Okay, okay, technically we could have found a way (probably through IKEA or Poundland) to afford a whole, big-ass tree full of ornaments. But I'm not sure how much longer we'll be here in London – not more than another year for me, and hopefully not more than 2 for the bf – so it doesn't make sense to acquire even more stuff than we already have, and anyway, making things is fun! So I hopped on the internet to find a recipe for a baked good that wouldn't spend a lifetime on my already-ample hips: salt dough ornaments.
The project started with the dough, a simple but muscle-testing mix of flour, salt, and water – I added some cinnamon for scent but I'm not convinced it worked. It did give them a nice sandy color, though.
I made all the ornaments while the bf studied for his exams, and even though it took a long time it was pretty easy. And I must admit that there's little I find more satisfying than cutting dough with cookie cutters. Don't ask me why – I'm just weird I guess.
Anyway, we had some acrylic paints left over from a craft project I did when we first moved in, so when the time came to decorate I busted those out, along with some markers and silver Sharpies which I'd bought for the sole purpose of this very experiment (I know, it's getting less and less cheap all the time, eh?). So I was all set for crafting! Except, I needed crafting buddies.
I must admit, this project did make me miss my siblings, my partners-in-dorky-craft-crime, a lot. As much fun as decorating and crafting is, it's always infinitely more fun when you do it with someone whose company you enjoy (and maybe someone with whom you get a teeny bit competitive, in a not-so-serious way). And while the plan was to do all these with the bf, he fell through in a major way, so for much of this project it was just lil ole me, sitting alone at the dining table. Not for all of it, though! My friend Kristina rescued me from the sads and helped with the crafting in a big way, and all for the very small price of a thrown-together dinner and a couple glasses of wine. She's the best.

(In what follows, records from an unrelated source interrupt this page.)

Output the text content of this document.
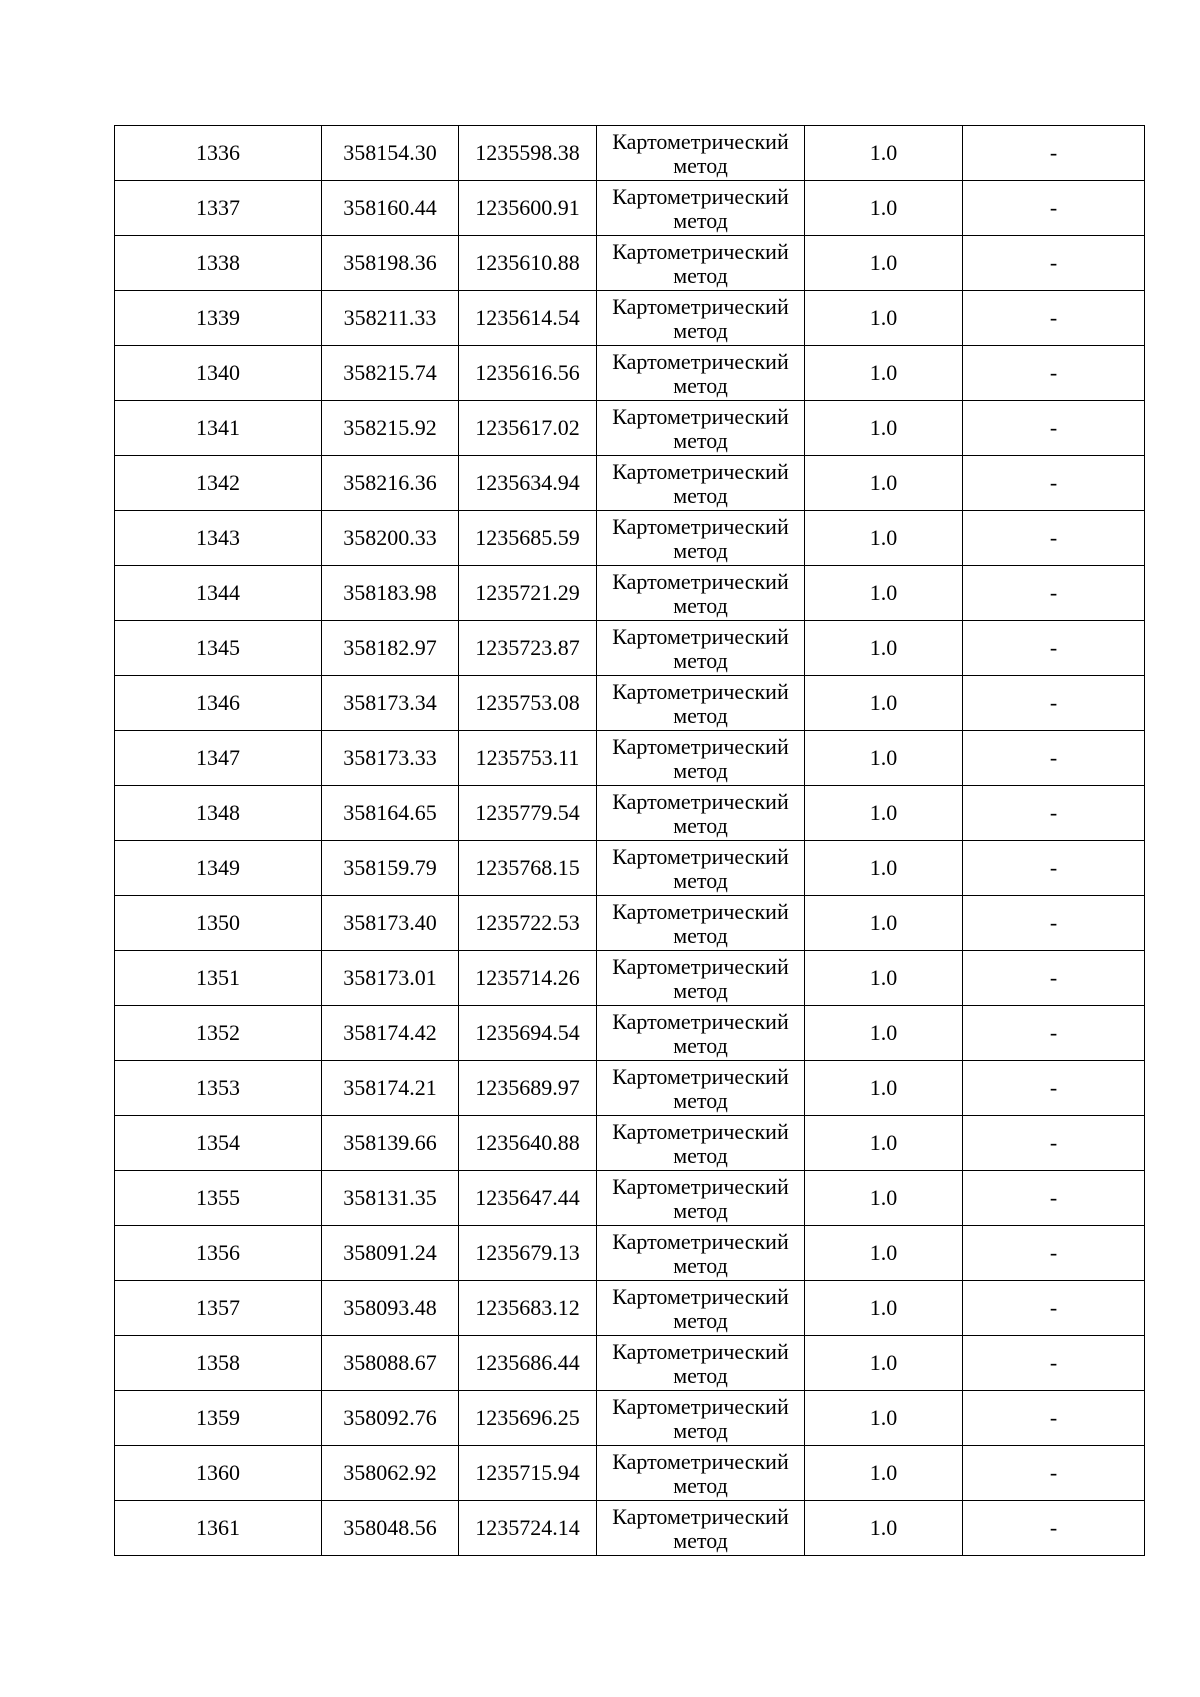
1336	358154.30	1235598.38	Картометрический
метод	1.0	-
1337	358160.44	1235600.91	Картометрический
метод	1.0	-
1338	358198.36	1235610.88	Картометрический
метод	1.0	-
1339	358211.33	1235614.54	Картометрический
метод	1.0	-
1340	358215.74	1235616.56	Картометрический
метод	1.0	-
1341	358215.92	1235617.02	Картометрический
метод	1.0	-
1342	358216.36	1235634.94	Картометрический
метод	1.0	-
1343	358200.33	1235685.59	Картометрический
метод	1.0	-
1344	358183.98	1235721.29	Картометрический
метод	1.0	-
1345	358182.97	1235723.87	Картометрический
метод	1.0	-
1346	358173.34	1235753.08	Картометрический
метод	1.0	-
1347	358173.33	1235753.11	Картометрический
метод	1.0	-
1348	358164.65	1235779.54	Картометрический
метод	1.0	-
1349	358159.79	1235768.15	Картометрический
метод	1.0	-
1350	358173.40	1235722.53	Картометрический
метод	1.0	-
1351	358173.01	1235714.26	Картометрический
метод	1.0	-
1352	358174.42	1235694.54	Картометрический
метод	1.0	-
1353	358174.21	1235689.97	Картометрический
метод	1.0	-
1354	358139.66	1235640.88	Картометрический
метод	1.0	-
1355	358131.35	1235647.44	Картометрический
метод	1.0	-
1356	358091.24	1235679.13	Картометрический
метод	1.0	-
1357	358093.48	1235683.12	Картометрический
метод	1.0	-
1358	358088.67	1235686.44	Картометрический
метод	1.0	-
1359	358092.76	1235696.25	Картометрический
метод	1.0	-
1360	358062.92	1235715.94	Картометрический
метод	1.0	-
1361	358048.56	1235724.14	Картометрический
метод	1.0	-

The pile of unpainted animals/hearts/veggies (I have a very random group of cutters) seemed endless at first, but slowly, Kristina and I began. And slowly, painstakingly, we began to amass a collection of ornaments that I knew would do our tree proud:
There were lions, and giraffes, and elephants, and crocodiles – then there were veggies and snowmen (cut with my fair fingernails, hence the raggedy edges) and hearts and lobsters. It was a veritable smorgasbord of randomness! But it was really getting fun.

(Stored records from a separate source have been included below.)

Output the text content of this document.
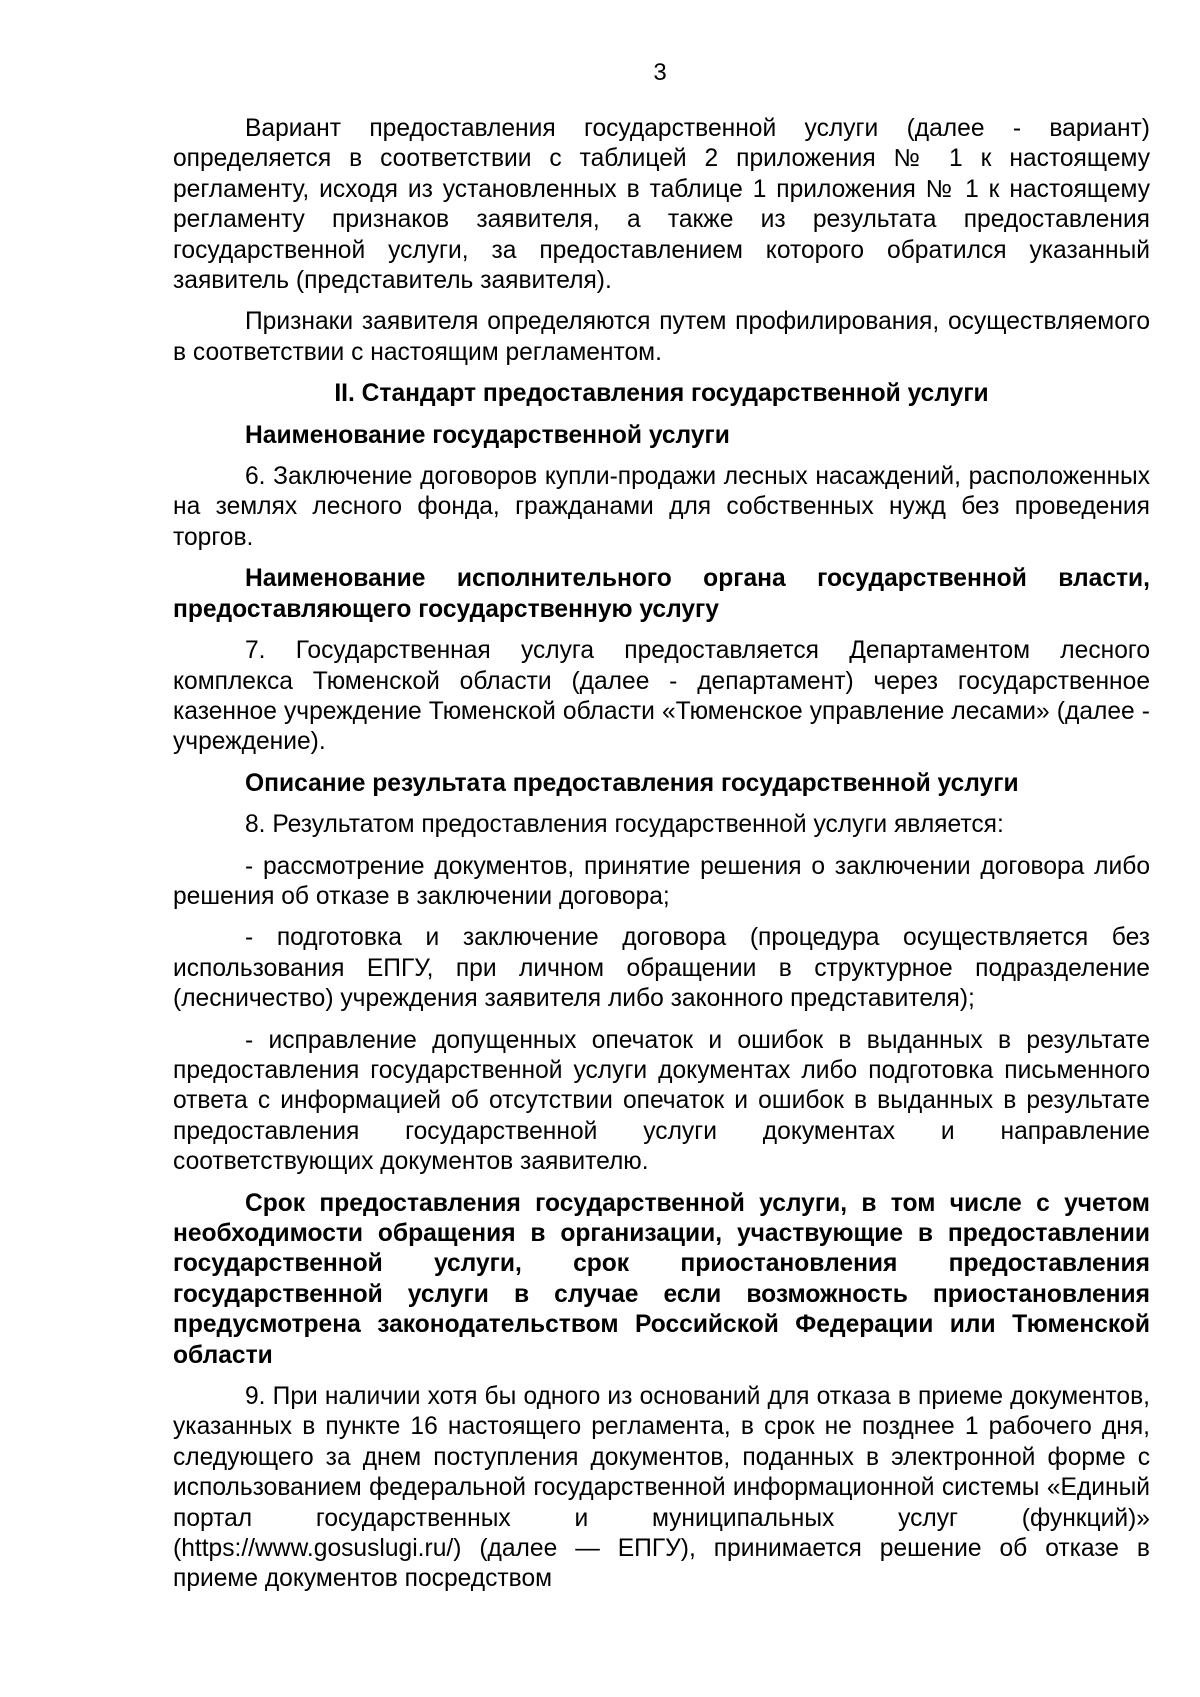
3

Вариант предоставления государственной услуги (далее - вариант) определяется в соответствии с таблицей 2 приложения № 1 к настоящему регламенту, исходя из установленных в таблице 1 приложения № 1 к настоящему регламенту признаков заявителя, а также из результата предоставления государственной услуги, за предоставлением которого обратился указанный заявитель (представитель заявителя).

Признаки заявителя определяются путем профилирования, осуществляемого в соответствии с настоящим регламентом.

II. Стандарт предоставления государственной услуги

Наименование государственной услуги

6. Заключение договоров купли-продажи лесных насаждений, расположенных на землях лесного фонда, гражданами для собственных нужд без проведения торгов.

Наименование исполнительного органа государственной власти, предоставляющего государственную услугу

7. Государственная услуга предоставляется Департаментом лесного комплекса Тюменской области (далее - департамент) через государственное казенное учреждение Тюменской области «Тюменское управление лесами» (далее - учреждение).

Описание результата предоставления государственной услуги

8. Результатом предоставления государственной услуги является:

- рассмотрение документов, принятие решения о заключении договора либо решения об отказе в заключении договора;

- подготовка и заключение договора (процедура осуществляется без использования ЕПГУ, при личном обращении в структурное подразделение (лесничество) учреждения заявителя либо законного представителя);

- исправление допущенных опечаток и ошибок в выданных в результате предоставления государственной услуги документах либо подготовка письменного ответа с информацией об отсутствии опечаток и ошибок в выданных в результате предоставления государственной услуги документах и направление соответствующих документов заявителю.

Срок предоставления государственной услуги, в том числе с учетом необходимости обращения в организации, участвующие в предоставлении государственной услуги, срок приостановления предоставления государственной услуги в случае если возможность приостановления предусмотрена законодательством Российской Федерации или Тюменской области

9. При наличии хотя бы одного из оснований для отказа в приеме документов, указанных в пункте 16 настоящего регламента, в срок не позднее 1 рабочего дня, следующего за днем поступления документов, поданных в электронной форме с использованием федеральной государственной информационной системы «Единый портал государственных и муниципальных услуг (функций)» (https://www.gosuslugi.ru/) (далее — ЕПГУ), принимается решение об отказе в приеме документов посредством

And the hero of the evening was definitely Kristina. She rocked my socks off with her super-bomb blue snowman and awesome pink elephant. And mostly, she rocked my world with her humor and adorableness – seriously, this girl can make me smile through the worst of it. The bad-ass ornaments were just the icing on the inedible cake.

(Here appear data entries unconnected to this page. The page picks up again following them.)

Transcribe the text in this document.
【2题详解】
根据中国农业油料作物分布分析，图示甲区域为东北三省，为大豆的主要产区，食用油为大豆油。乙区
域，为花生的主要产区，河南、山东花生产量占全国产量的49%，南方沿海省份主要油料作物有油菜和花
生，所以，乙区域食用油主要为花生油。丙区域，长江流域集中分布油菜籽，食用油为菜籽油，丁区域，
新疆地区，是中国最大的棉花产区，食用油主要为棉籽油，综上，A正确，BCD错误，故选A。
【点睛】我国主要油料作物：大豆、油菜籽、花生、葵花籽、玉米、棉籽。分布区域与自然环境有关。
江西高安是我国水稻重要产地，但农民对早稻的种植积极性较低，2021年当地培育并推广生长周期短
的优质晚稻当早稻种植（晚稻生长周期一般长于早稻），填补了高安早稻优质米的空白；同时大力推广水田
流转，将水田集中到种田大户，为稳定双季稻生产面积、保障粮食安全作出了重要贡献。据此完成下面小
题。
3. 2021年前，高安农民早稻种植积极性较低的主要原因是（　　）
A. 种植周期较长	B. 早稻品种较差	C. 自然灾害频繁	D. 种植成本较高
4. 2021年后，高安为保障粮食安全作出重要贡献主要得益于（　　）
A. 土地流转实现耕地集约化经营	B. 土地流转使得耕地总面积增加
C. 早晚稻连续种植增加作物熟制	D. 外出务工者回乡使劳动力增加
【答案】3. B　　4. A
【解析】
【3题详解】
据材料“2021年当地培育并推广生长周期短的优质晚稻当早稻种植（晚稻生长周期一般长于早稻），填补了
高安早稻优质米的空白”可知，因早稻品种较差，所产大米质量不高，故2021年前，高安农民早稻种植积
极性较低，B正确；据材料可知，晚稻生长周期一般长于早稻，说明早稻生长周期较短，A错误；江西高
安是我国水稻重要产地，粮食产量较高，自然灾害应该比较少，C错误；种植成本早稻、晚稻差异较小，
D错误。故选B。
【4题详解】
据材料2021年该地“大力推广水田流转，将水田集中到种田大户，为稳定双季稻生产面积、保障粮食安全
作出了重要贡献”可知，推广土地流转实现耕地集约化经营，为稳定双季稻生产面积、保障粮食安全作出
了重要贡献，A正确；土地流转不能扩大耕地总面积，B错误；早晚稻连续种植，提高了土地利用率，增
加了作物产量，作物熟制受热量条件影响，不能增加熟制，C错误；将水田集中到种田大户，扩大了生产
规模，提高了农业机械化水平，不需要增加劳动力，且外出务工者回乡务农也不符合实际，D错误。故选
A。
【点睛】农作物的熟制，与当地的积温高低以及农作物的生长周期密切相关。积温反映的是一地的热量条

And in the end, the bf did a few as well, so the tree wasn't completely mine and Kristina's. And we ended up with 59 awesome, colorful, handmade ornaments for nothing more than the cost of a new shaker of salt (a cup is a lot) and some felt-tip markers (which were barely used – the paint and the Sharpies were the best tools).
So if you're poor, or bored, or just like doing crafty things with people you love, I highly recommend the salt dough ornament project. It's fun, easy, and makes absolutely certain your tree will look like nobody else's – guaranteed!
PS if you want to see more photos, check out the Flickr set.
adapted from Allrecipes
Preheat oven to 250F/125C.
In a large bowl, mix well:
2 Tbsp cinnamon
1.5c warm water
Knead the dough with your hands until it's soft and pliable (you may need to add more warm water – I added another 1/3 cup, but you should see how it goes), then roll it out onto a floured surface until it's 1/8-1/4 inch thick. Cut out shapes and place on parchment-lined cookie sheets. Make holes in the tops of the ornaments for threading ribbon, or cut up paper clips and insert to make built-in hooks/loops (def my preferred method, and I tried it both ways).
Once the ornaments have hardened and cooled, bust out the paints/markers/glitter and get to it! Oh, and if you need a topper, an angel made with thick paper and tape will do nicely.